A quick look in R-bloggers will show several posts mentioning Julia, including A-listers (in the R world, forget Hollywood) like Douglas Bates (of nlme and lme4 fame). They are not alone, as many of us (myself included) are prone to suffer the ‘oh, new, shiny’ syndrome. We are always looking for that new car language smell, which promises to deliver c('consistency', 'elegance', 'maintainability', 'speed', ...); each of us is looking for a different mix and order of requirements.

Personally, I do not find R particularly slow. Put another way, I tend to struggle with a particular family of problems (multivariate linear mixed models) that require heavy use of external libraries written in C or FORTRAN. Whatever language I use will call these libraries, so I may not stand to gain a lot from using insert shiny language name here. I doubt that one would gain much with parallelization in this class of problems (but I stand to be corrected). This does not mean that I would not consider a change.
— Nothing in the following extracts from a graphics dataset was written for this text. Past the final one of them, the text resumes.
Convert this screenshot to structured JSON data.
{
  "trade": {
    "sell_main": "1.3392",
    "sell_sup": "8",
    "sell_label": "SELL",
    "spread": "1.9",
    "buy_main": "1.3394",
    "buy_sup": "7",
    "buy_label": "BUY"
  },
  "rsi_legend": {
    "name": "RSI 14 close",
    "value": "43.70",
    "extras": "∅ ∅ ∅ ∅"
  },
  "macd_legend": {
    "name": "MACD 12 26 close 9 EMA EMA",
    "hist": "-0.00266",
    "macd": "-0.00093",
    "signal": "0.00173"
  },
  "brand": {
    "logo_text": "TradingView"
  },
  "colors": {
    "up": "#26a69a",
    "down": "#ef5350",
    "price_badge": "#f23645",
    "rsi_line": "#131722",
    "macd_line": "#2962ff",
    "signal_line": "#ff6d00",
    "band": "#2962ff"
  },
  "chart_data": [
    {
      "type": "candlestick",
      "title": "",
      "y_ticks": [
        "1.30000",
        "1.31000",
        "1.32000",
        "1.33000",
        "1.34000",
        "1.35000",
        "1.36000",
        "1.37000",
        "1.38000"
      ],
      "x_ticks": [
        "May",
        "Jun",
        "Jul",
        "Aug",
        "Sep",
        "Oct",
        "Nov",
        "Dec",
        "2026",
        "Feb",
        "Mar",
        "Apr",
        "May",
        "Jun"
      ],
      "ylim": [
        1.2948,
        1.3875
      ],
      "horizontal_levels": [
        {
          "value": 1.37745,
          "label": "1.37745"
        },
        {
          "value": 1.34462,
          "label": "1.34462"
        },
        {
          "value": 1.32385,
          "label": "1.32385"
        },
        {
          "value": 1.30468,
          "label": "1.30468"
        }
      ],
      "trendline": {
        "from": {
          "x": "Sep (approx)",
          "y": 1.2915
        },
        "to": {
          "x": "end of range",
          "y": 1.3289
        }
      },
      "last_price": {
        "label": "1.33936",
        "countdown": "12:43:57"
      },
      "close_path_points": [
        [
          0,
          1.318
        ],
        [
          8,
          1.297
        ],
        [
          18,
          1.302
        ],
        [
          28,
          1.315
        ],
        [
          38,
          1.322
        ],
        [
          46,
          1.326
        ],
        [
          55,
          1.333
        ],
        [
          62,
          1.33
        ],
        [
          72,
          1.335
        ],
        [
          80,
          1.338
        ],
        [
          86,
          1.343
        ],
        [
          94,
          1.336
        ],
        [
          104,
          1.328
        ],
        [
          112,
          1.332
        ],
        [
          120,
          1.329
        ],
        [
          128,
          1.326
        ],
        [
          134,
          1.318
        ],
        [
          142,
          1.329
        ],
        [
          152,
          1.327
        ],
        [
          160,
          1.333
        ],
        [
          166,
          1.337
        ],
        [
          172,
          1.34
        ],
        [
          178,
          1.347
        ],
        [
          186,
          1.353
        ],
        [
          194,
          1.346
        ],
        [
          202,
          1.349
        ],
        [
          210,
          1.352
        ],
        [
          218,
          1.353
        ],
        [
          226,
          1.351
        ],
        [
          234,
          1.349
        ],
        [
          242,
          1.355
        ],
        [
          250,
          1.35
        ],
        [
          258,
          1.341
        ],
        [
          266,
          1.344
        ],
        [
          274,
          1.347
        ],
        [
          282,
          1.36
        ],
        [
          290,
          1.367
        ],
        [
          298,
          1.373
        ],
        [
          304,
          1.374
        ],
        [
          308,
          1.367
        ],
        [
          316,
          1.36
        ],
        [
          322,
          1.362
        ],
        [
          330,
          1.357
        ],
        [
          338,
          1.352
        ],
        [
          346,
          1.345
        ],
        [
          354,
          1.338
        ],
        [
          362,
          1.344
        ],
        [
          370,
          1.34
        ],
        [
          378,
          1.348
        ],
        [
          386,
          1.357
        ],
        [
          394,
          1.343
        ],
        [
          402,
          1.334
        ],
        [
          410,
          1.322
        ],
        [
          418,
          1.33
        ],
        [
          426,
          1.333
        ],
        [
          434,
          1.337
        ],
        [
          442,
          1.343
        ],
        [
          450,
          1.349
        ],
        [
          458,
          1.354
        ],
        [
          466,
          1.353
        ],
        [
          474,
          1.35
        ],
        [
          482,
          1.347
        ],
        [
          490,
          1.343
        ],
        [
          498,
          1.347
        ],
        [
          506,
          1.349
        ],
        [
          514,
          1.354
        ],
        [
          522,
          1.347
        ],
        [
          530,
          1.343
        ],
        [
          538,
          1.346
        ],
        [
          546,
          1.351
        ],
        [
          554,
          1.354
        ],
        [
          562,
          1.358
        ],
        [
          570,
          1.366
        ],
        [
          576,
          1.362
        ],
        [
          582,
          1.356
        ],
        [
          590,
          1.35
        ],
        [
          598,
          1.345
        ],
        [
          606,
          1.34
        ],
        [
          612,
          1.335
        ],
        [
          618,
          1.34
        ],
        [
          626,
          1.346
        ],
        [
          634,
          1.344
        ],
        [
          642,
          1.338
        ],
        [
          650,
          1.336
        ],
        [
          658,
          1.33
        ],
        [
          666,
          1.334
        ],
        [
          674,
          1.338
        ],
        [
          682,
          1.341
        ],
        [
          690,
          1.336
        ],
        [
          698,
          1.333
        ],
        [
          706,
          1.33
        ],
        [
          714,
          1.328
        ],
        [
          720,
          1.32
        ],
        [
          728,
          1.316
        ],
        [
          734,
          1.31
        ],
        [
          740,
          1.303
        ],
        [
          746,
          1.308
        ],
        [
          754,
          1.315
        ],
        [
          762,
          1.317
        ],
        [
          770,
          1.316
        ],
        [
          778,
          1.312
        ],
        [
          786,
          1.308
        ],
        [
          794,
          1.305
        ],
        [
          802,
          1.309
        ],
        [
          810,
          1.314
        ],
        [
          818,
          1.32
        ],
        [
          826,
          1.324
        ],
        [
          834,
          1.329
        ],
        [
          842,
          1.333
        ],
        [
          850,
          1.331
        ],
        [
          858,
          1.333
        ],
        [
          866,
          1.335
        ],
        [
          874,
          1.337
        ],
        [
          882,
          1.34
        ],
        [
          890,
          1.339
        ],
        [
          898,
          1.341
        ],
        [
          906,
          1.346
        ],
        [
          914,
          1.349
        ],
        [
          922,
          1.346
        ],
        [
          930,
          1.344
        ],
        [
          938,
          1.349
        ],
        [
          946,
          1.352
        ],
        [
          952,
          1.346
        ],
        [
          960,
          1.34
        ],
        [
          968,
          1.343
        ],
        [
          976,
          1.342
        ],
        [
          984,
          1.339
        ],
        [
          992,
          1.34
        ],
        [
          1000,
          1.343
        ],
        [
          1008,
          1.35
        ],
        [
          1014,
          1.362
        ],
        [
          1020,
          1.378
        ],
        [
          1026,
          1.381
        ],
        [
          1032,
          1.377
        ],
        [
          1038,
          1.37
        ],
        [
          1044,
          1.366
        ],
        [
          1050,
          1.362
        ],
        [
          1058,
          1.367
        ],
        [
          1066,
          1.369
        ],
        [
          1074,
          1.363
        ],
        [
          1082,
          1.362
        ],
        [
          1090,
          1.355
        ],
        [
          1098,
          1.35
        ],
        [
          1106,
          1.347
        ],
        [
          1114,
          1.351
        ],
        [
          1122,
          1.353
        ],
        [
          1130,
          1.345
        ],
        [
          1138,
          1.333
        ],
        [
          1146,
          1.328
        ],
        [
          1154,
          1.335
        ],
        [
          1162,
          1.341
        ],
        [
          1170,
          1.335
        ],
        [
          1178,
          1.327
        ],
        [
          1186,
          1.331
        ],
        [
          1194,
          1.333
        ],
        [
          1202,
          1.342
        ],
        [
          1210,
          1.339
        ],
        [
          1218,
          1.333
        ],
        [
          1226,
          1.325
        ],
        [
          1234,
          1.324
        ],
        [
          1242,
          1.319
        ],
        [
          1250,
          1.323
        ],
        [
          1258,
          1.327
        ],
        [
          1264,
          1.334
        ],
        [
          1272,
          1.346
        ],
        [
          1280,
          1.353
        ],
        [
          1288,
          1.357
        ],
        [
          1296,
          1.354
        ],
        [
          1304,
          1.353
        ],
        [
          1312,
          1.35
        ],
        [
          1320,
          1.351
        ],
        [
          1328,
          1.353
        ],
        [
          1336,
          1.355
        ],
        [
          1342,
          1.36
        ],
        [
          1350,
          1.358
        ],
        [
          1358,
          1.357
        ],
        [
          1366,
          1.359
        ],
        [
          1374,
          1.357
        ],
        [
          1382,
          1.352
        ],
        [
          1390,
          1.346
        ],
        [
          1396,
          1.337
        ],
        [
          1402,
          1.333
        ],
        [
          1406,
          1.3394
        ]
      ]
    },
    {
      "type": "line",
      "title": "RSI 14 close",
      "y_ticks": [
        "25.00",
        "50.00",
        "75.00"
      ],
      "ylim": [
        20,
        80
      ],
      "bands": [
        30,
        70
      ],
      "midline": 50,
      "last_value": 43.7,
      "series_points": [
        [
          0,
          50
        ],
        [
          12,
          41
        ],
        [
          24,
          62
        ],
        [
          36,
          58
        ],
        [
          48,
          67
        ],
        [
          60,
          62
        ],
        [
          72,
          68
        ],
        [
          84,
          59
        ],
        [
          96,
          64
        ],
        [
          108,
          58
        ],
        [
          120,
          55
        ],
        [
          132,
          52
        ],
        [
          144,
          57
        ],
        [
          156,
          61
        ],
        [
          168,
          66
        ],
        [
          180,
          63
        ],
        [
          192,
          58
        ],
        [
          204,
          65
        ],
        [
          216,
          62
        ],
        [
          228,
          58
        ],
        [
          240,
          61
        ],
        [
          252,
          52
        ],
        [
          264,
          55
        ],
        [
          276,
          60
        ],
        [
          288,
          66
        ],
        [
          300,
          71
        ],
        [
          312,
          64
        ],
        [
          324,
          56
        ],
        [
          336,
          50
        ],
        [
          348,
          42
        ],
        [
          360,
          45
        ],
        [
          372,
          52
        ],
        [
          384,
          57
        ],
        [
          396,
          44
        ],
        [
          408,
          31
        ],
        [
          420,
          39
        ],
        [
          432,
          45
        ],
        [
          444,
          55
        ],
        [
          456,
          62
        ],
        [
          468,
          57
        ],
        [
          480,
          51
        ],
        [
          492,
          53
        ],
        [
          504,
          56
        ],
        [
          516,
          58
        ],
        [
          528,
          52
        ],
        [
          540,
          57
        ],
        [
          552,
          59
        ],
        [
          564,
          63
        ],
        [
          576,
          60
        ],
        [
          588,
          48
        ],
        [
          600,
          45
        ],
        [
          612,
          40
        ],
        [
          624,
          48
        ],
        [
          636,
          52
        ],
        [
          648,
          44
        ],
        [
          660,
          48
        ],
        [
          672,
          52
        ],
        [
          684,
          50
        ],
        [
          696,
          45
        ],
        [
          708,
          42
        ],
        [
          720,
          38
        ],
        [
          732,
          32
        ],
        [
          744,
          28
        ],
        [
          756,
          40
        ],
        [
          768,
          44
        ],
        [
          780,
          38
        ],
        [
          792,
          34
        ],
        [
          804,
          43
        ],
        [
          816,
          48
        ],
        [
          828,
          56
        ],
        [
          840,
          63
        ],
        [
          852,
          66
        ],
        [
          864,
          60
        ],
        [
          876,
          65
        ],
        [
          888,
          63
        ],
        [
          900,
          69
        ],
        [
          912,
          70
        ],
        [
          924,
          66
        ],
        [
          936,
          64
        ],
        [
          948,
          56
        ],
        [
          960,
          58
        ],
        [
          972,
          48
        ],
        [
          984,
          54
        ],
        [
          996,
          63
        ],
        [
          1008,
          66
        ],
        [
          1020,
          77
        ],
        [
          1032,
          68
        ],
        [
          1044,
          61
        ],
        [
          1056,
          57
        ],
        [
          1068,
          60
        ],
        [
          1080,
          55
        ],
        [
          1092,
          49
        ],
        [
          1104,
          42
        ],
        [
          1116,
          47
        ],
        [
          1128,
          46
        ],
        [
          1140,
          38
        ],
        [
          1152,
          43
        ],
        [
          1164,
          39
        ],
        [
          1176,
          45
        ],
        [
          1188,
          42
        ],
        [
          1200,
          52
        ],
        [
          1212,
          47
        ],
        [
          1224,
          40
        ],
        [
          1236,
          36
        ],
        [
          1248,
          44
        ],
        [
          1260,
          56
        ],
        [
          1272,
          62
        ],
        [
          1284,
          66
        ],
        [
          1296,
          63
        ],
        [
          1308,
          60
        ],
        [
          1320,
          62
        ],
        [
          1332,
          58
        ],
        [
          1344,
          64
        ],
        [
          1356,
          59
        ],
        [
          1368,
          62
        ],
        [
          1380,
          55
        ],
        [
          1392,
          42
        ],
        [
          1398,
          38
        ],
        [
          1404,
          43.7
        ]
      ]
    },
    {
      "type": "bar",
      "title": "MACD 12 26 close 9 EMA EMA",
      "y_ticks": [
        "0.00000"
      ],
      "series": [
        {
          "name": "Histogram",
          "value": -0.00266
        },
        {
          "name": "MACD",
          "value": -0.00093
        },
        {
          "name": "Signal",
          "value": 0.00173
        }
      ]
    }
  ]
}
Give me consistency + elegance and you start getting my attention. What do I mean? I have been reading a book on ‘Doing X with R’ so I can write a review about it. This involved looking at the book with newbie eyes and, presto!, R can be a real eyesore and the notation can drive you insane sometimes. At about the same time Vince Buffalo was posting his thoughts on Julia (early March) I wrote:

The success of some of Hadley Wickham’s packages got me thinking about underlying design issues in R that make functions so hard to master for users. Don’t get me wrong, I still think that R is great, but why are there so many problems to understand part of the core functionality? A quick web search will highlight that there is, for example, an incredible amount of confusion on how to use the apply family of functions. The management of dates and strings is also a sore point. I perfectly understand the need for, and even the desirability of, having new packages that extend the functionality of R. However, this is another kettle of fish; we are talking about making sane design choices so there is no need to repackage basic functionality to make it usable.

May be the question is not as dramatic as Do we need a new, shiny language? but Can we get rid of the cruft that R has accumulated over the years? Can we make the language more consistent, easier to learn, write and maintain?

Gratuitous picture: cabbage trees or mushy brain? (Photo: Luis).

Some may argue that one could get away with implementing the 20% of the functionality that’s used by 80% of the users. Joel Spolsky already discussed the failure of this approach in 2001.